Tishaura O. Jones, the city treasurer, started a GoFundMe page to raise money for the monument’s removal. In about a week, she has gathered more than $11,000. She passes the memorial during her weekly drive to the grocery store, usually with her 9-year-old son in tow. “What I’m trying to do is set the record straight,” she said. “The Confederates, in my opinion, were traitors. And in this country, we honor patriots.”In Missouri there is the additional point that although the state government remained in the Union, many citizens were Confederate sympathizers. About 110,000 Missourians served in the Federal army, and at least 30,000 on the Confederate side. Plus there were all those bushwhackers (Quantrill, Jesse James, etc.). So removing all Confederate monuments from the state could be seen as an attempt to wipe out that part of its history.
Other St. Louisans are resisting the move, arguing that removing it would be tantamount to blotting out the history of the Civil War.
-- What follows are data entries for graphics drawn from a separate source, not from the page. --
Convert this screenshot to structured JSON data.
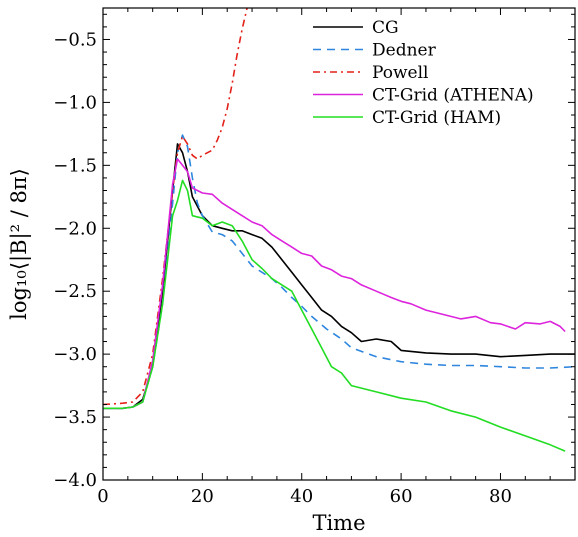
{
  "chart_data": {
    "type": "line",
    "title": "",
    "xlabel": "Time",
    "ylabel": "log₁₀⟨|B|² / 8π⟩",
    "xlim": [
      0,
      95
    ],
    "ylim": [
      -4.0,
      -0.25
    ],
    "x_ticks": [
      0,
      20,
      40,
      60,
      80
    ],
    "x_tick_labels": [
      "0",
      "20",
      "40",
      "60",
      "80"
    ],
    "y_ticks": [
      -4.0,
      -3.5,
      -3.0,
      -2.5,
      -2.0,
      -1.5,
      -1.0,
      -0.5
    ],
    "y_tick_labels": [
      "−4.0",
      "−3.5",
      "−3.0",
      "−2.5",
      "−2.0",
      "−1.5",
      "−1.0",
      "−0.5"
    ],
    "grid": false,
    "legend_position": "top-right",
    "series": [
      {
        "name": "CG",
        "color": "#000000",
        "dash": "solid",
        "points": [
          [
            0,
            -3.43
          ],
          [
            4,
            -3.43
          ],
          [
            6,
            -3.42
          ],
          [
            8,
            -3.36
          ],
          [
            10,
            -3.1
          ],
          [
            12,
            -2.5
          ],
          [
            14,
            -1.7
          ],
          [
            15,
            -1.33
          ],
          [
            16,
            -1.4
          ],
          [
            17,
            -1.55
          ],
          [
            18,
            -1.75
          ],
          [
            20,
            -1.9
          ],
          [
            22,
            -1.98
          ],
          [
            24,
            -2.0
          ],
          [
            26,
            -2.02
          ],
          [
            28,
            -2.02
          ],
          [
            30,
            -2.05
          ],
          [
            32,
            -2.08
          ],
          [
            34,
            -2.15
          ],
          [
            36,
            -2.25
          ],
          [
            38,
            -2.35
          ],
          [
            40,
            -2.45
          ],
          [
            42,
            -2.55
          ],
          [
            44,
            -2.65
          ],
          [
            46,
            -2.7
          ],
          [
            48,
            -2.78
          ],
          [
            50,
            -2.83
          ],
          [
            52,
            -2.9
          ],
          [
            55,
            -2.88
          ],
          [
            58,
            -2.9
          ],
          [
            60,
            -2.97
          ],
          [
            65,
            -2.99
          ],
          [
            70,
            -3.0
          ],
          [
            75,
            -3.0
          ],
          [
            80,
            -3.02
          ],
          [
            85,
            -3.01
          ],
          [
            90,
            -3.0
          ],
          [
            95,
            -3.0
          ]
        ]
      },
      {
        "name": "Dedner",
        "color": "#2e86de",
        "dash": "8,6",
        "points": [
          [
            0,
            -3.43
          ],
          [
            4,
            -3.43
          ],
          [
            6,
            -3.42
          ],
          [
            8,
            -3.38
          ],
          [
            10,
            -3.1
          ],
          [
            12,
            -2.6
          ],
          [
            14,
            -1.8
          ],
          [
            15,
            -1.4
          ],
          [
            16,
            -1.26
          ],
          [
            17,
            -1.35
          ],
          [
            18,
            -1.6
          ],
          [
            19,
            -1.8
          ],
          [
            20,
            -1.9
          ],
          [
            22,
            -2.03
          ],
          [
            24,
            -2.05
          ],
          [
            26,
            -2.1
          ],
          [
            28,
            -2.2
          ],
          [
            30,
            -2.3
          ],
          [
            32,
            -2.35
          ],
          [
            34,
            -2.4
          ],
          [
            36,
            -2.47
          ],
          [
            38,
            -2.55
          ],
          [
            40,
            -2.62
          ],
          [
            42,
            -2.7
          ],
          [
            45,
            -2.8
          ],
          [
            48,
            -2.88
          ],
          [
            50,
            -2.95
          ],
          [
            55,
            -3.02
          ],
          [
            60,
            -3.06
          ],
          [
            65,
            -3.08
          ],
          [
            70,
            -3.09
          ],
          [
            75,
            -3.09
          ],
          [
            80,
            -3.1
          ],
          [
            85,
            -3.11
          ],
          [
            90,
            -3.11
          ],
          [
            95,
            -3.1
          ]
        ]
      },
      {
        "name": "Powell",
        "color": "#e32119",
        "dash": "7,4,2,4",
        "points": [
          [
            0,
            -3.4
          ],
          [
            4,
            -3.39
          ],
          [
            6,
            -3.38
          ],
          [
            8,
            -3.3
          ],
          [
            10,
            -3.0
          ],
          [
            12,
            -2.4
          ],
          [
            14,
            -1.7
          ],
          [
            15,
            -1.4
          ],
          [
            16,
            -1.27
          ],
          [
            17,
            -1.33
          ],
          [
            18,
            -1.42
          ],
          [
            19,
            -1.45
          ],
          [
            20,
            -1.42
          ],
          [
            22,
            -1.38
          ],
          [
            23,
            -1.3
          ],
          [
            24,
            -1.2
          ],
          [
            25,
            -1.05
          ],
          [
            26,
            -0.85
          ],
          [
            27,
            -0.62
          ],
          [
            28,
            -0.42
          ],
          [
            29,
            -0.25
          ]
        ]
      },
      {
        "name": "CT-Grid (ATHENA)",
        "color": "#dd24dd",
        "dash": "solid",
        "points": [
          [
            0,
            -3.43
          ],
          [
            4,
            -3.43
          ],
          [
            6,
            -3.42
          ],
          [
            8,
            -3.38
          ],
          [
            10,
            -3.05
          ],
          [
            12,
            -2.45
          ],
          [
            14,
            -1.65
          ],
          [
            15,
            -1.45
          ],
          [
            16,
            -1.5
          ],
          [
            17,
            -1.55
          ],
          [
            18,
            -1.68
          ],
          [
            20,
            -1.72
          ],
          [
            22,
            -1.73
          ],
          [
            24,
            -1.8
          ],
          [
            26,
            -1.85
          ],
          [
            28,
            -1.9
          ],
          [
            30,
            -1.95
          ],
          [
            32,
            -1.98
          ],
          [
            34,
            -2.05
          ],
          [
            36,
            -2.1
          ],
          [
            38,
            -2.15
          ],
          [
            40,
            -2.2
          ],
          [
            42,
            -2.22
          ],
          [
            44,
            -2.3
          ],
          [
            46,
            -2.33
          ],
          [
            48,
            -2.38
          ],
          [
            50,
            -2.4
          ],
          [
            52,
            -2.45
          ],
          [
            55,
            -2.5
          ],
          [
            58,
            -2.55
          ],
          [
            60,
            -2.58
          ],
          [
            62,
            -2.6
          ],
          [
            65,
            -2.65
          ],
          [
            68,
            -2.68
          ],
          [
            70,
            -2.7
          ],
          [
            72,
            -2.72
          ],
          [
            75,
            -2.7
          ],
          [
            78,
            -2.75
          ],
          [
            80,
            -2.76
          ],
          [
            83,
            -2.8
          ],
          [
            85,
            -2.75
          ],
          [
            88,
            -2.76
          ],
          [
            90,
            -2.74
          ],
          [
            92,
            -2.78
          ],
          [
            93,
            -2.82
          ]
        ]
      },
      {
        "name": "CT-Grid (HAM)",
        "color": "#22dd22",
        "dash": "solid",
        "points": [
          [
            0,
            -3.43
          ],
          [
            4,
            -3.43
          ],
          [
            6,
            -3.42
          ],
          [
            8,
            -3.38
          ],
          [
            10,
            -3.1
          ],
          [
            12,
            -2.6
          ],
          [
            14,
            -1.9
          ],
          [
            15,
            -1.78
          ],
          [
            16,
            -1.62
          ],
          [
            17,
            -1.7
          ],
          [
            18,
            -1.9
          ],
          [
            20,
            -1.92
          ],
          [
            22,
            -1.98
          ],
          [
            24,
            -1.95
          ],
          [
            26,
            -1.98
          ],
          [
            28,
            -2.1
          ],
          [
            30,
            -2.25
          ],
          [
            32,
            -2.32
          ],
          [
            34,
            -2.4
          ],
          [
            36,
            -2.45
          ],
          [
            38,
            -2.5
          ],
          [
            40,
            -2.65
          ],
          [
            42,
            -2.8
          ],
          [
            44,
            -2.95
          ],
          [
            46,
            -3.1
          ],
          [
            48,
            -3.15
          ],
          [
            50,
            -3.25
          ],
          [
            55,
            -3.3
          ],
          [
            60,
            -3.35
          ],
          [
            65,
            -3.38
          ],
          [
            70,
            -3.45
          ],
          [
            75,
            -3.5
          ],
          [
            80,
            -3.58
          ],
          [
            85,
            -3.65
          ],
          [
            90,
            -3.72
          ],
          [
            93,
            -3.77
          ]
        ]
      }
    ]
  }
}
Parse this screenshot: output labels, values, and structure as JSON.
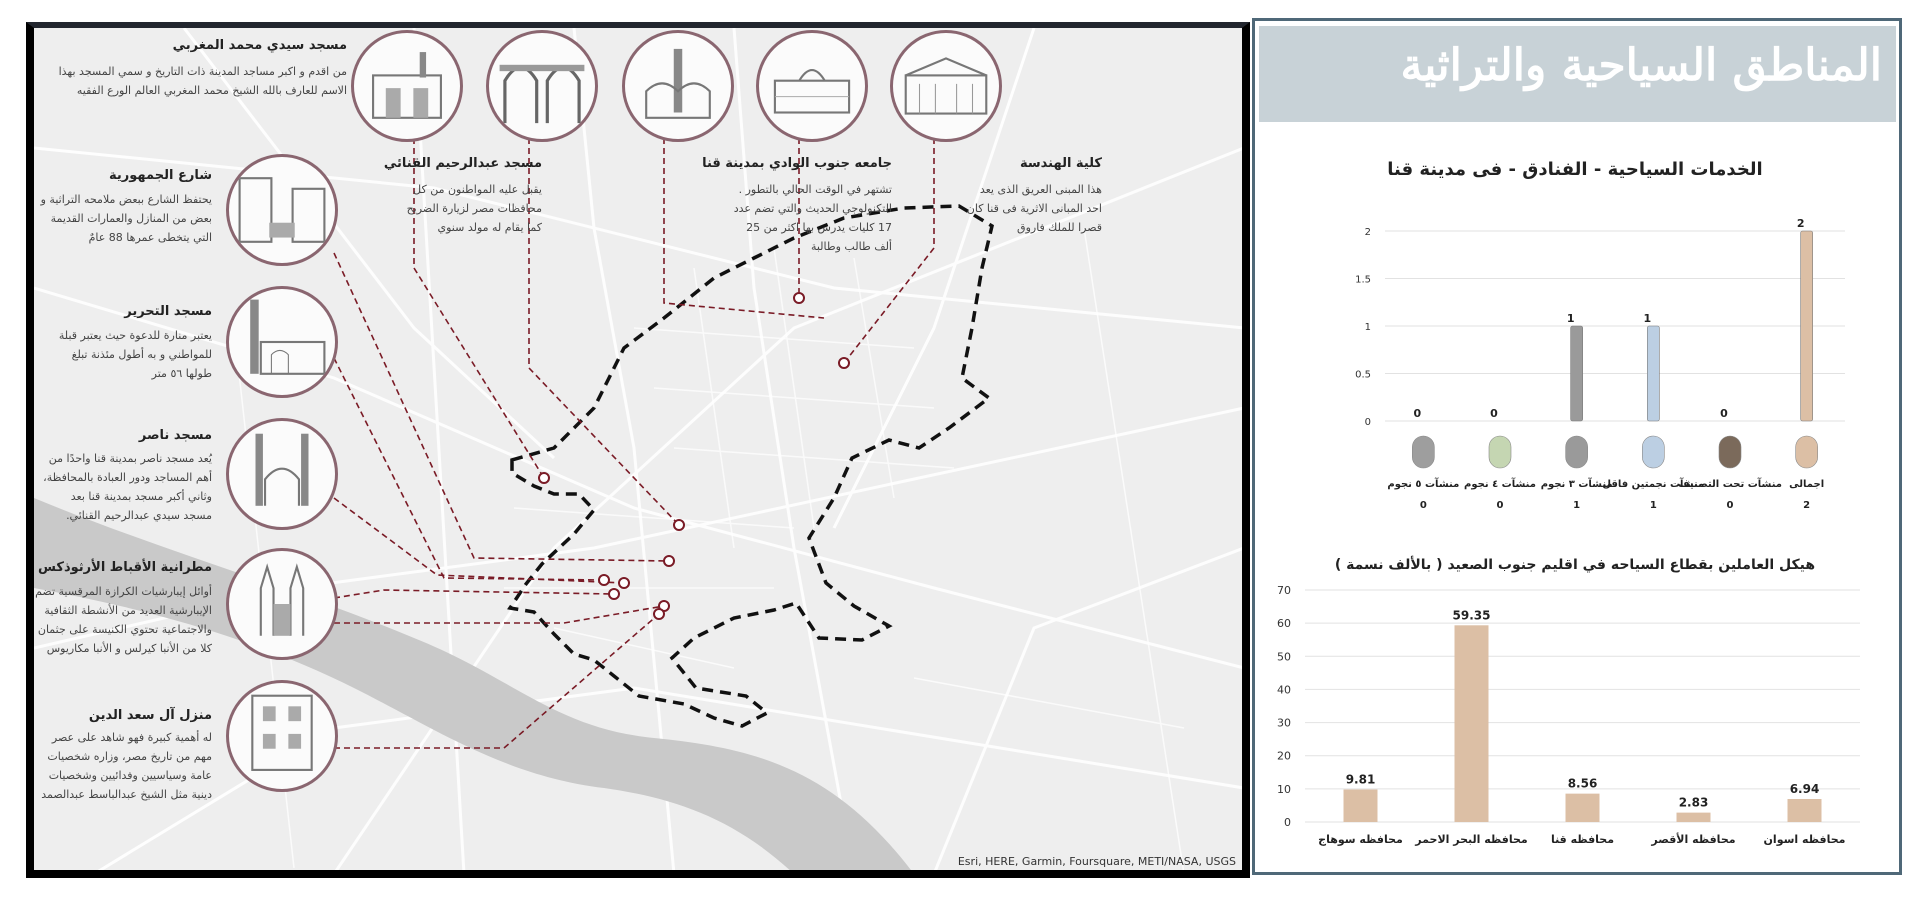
{
  "map": {
    "attribution": "Esri, HERE, Garmin, Foursquare, METI/NASA, USGS",
    "colors": {
      "boundary": "#111111",
      "leader": "#7a1b26",
      "river": "#c9c9c9",
      "photo_border": "#8a6670"
    },
    "sites": [
      {
        "title": "مسجد سيدي  محمد المغربي",
        "desc": "من اقدم و اكبر مساجد المدينة ذات التاريخ و سمي المسجد بهذا الاسم للعارف بالله الشيخ محمد المغربي العالم الورع الفقيه"
      },
      {
        "title": "شارع الجمهورية",
        "desc": "يحتفظ الشارع ببعض ملامحه التراثية و بعض من المنازل والعمارات القديمة التي يتخطى عمرها 88 عامٌ"
      },
      {
        "title": "مسجد التحرير",
        "desc": "يعتبر منارة للدعوة حيث يعتبر قبلة للمواطني و به أطول مئذنة تبلغ طولها ٥٦ متر"
      },
      {
        "title": "مسجد ناصر",
        "desc": "يُعد مسجد ناصر بمدينة قنا واحدًا من أهم المساجد ودور العبادة بالمحافظة، وثاني أكبر مسجد بمدينة قنا بعد مسجد سيدي عبدالرحيم القنائي."
      },
      {
        "title": "مطرانية الأقباط الأرثوذكس",
        "desc": "أوائل إيبارشيات الكرازة المرقسية تضم الإيبارشية العديد من الأنشطة الثقافية والاجتماعية تحتوي الكنيسة على جثمان كلا من الأنبا كيرلس و الأنبا مكاريوس"
      },
      {
        "title": "منزل آل سعد الدين",
        "desc": "له أهمية كبيرة فهو شاهد على عصر مهم من تاريخ مصر، وزاره شخصيات عامة وسياسيين وفدائيين وشخصيات دينية مثل الشيخ عبدالباسط عبدالصمد"
      },
      {
        "title": "مسجد عبدالرحيم القنائي",
        "desc": "يقبل عليه المواطنون من كل محافظات مصر لزيارة الضريح كما يقام له مولد سنوي"
      },
      {
        "title": "جامعه جنوب الوادي بمدينة قنا",
        "desc": "تشتهر في الوقت الحالي بالتطور . التكنولوجي الحديث والتي تضم عدد 17 كليات يدرس بها اكثر من 25 ألف طالب وطالبة"
      },
      {
        "title": "كلية الهندسة",
        "desc": "هذا المبنى العريق الذى يعد احد المبانى الاثرية فى قنا كان قصرا للملك فاروق"
      }
    ]
  },
  "panel": {
    "main_title": "المناطق السياحية والتراثية"
  },
  "chart_data": [
    {
      "type": "bar",
      "title": "الخدمات السياحية - الفنادق - فى مدينة قنا",
      "categories": [
        "اجمالى",
        "منشآت تحت التصنيف",
        "منشآت نجمتين فاقل",
        "منشآت ٣ نجوم",
        "منشآت ٤ نجوم",
        "منشآت ٥ نجوم"
      ],
      "values": [
        2,
        0,
        1,
        1,
        0,
        0
      ],
      "colors": [
        "#dcbfa5",
        "#7b6a5b",
        "#bccfe3",
        "#9a9a9a",
        "#c5d6b2",
        "#9e9e9e"
      ],
      "yticks": [
        "0",
        "0.5",
        "1",
        "1.5",
        "2"
      ],
      "ylim": [
        0,
        2
      ],
      "grid": true,
      "value_labels": [
        "2",
        "0",
        "1",
        "1",
        "0",
        "0"
      ]
    },
    {
      "type": "bar",
      "title": "هيكل العاملين بقطاع السياحه في اقليم جنوب الصعيد ( بالألف نسمة )",
      "categories": [
        "محافظه اسوان",
        "محافظه الأقصر",
        "محافظه قنا",
        "محافظه البحر الاحمر",
        "محافظه سوهاج"
      ],
      "values": [
        6.94,
        2.83,
        8.56,
        59.35,
        9.81
      ],
      "value_labels": [
        "6.94",
        "2.83",
        "8.56",
        "59.35",
        "9.81"
      ],
      "color": "#dcbfa5",
      "yticks": [
        "0",
        "10",
        "20",
        "30",
        "40",
        "50",
        "60",
        "70"
      ],
      "ylim": [
        0,
        70
      ],
      "grid": true
    }
  ]
}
Some have said that the enormous monument is too heavy and expensive to move, particularly when it doesn’t have an obvious new home. Still others say that the monument has rarely attracted attention for more than a century — why should St. Louis be caught up in a debate that, in their view, belongs to the Deep South?
“My first choice would be that everyone forget it was there, like before,” said George Stair, 77, who paused at the monument on an evening walk with his wife, Jane Yu, who agreed that it should stay.
Mr. Stair gazed at the sculpture. “I feel like it’s O.K. to honor ordinary soldiers,” he said. “People went to Vietnam even though they didn’t agree with it.”
Incidentally I thought Pat Buchanan asked an interesting question the other day: when will statues of Sherman and Sheridan have to come down because of the horrible way they treated the Indians?
The actual content of the memorial in question is, in my mind, utterly inoffensive.
It offers no judgement, no moralizing, no justifications, and makes no excuses. It does not tell a narrative, and it has no point of view. The sole and only thing it invokes is memory.
The only possible grounds for offense I can conceive of is the mere fact that it invokes the memory of Confederate soldiers, and that alone is no crime against anyone or anything.
We have a moral duty to uphold truth in all its forms, and we can never fulfill that duty by unreasonably favoring one side of any given historical conflict over the other, no matter our personal feelings and sympathies in the present.
It is one thing to promote a given agenda and to champion a specific person, specific actions, or specific values that were a part of a historical conflict. But it is quite another thing to have no agenda and to champion nothing, and instead merely encourage people to remember and to reflect on the dead.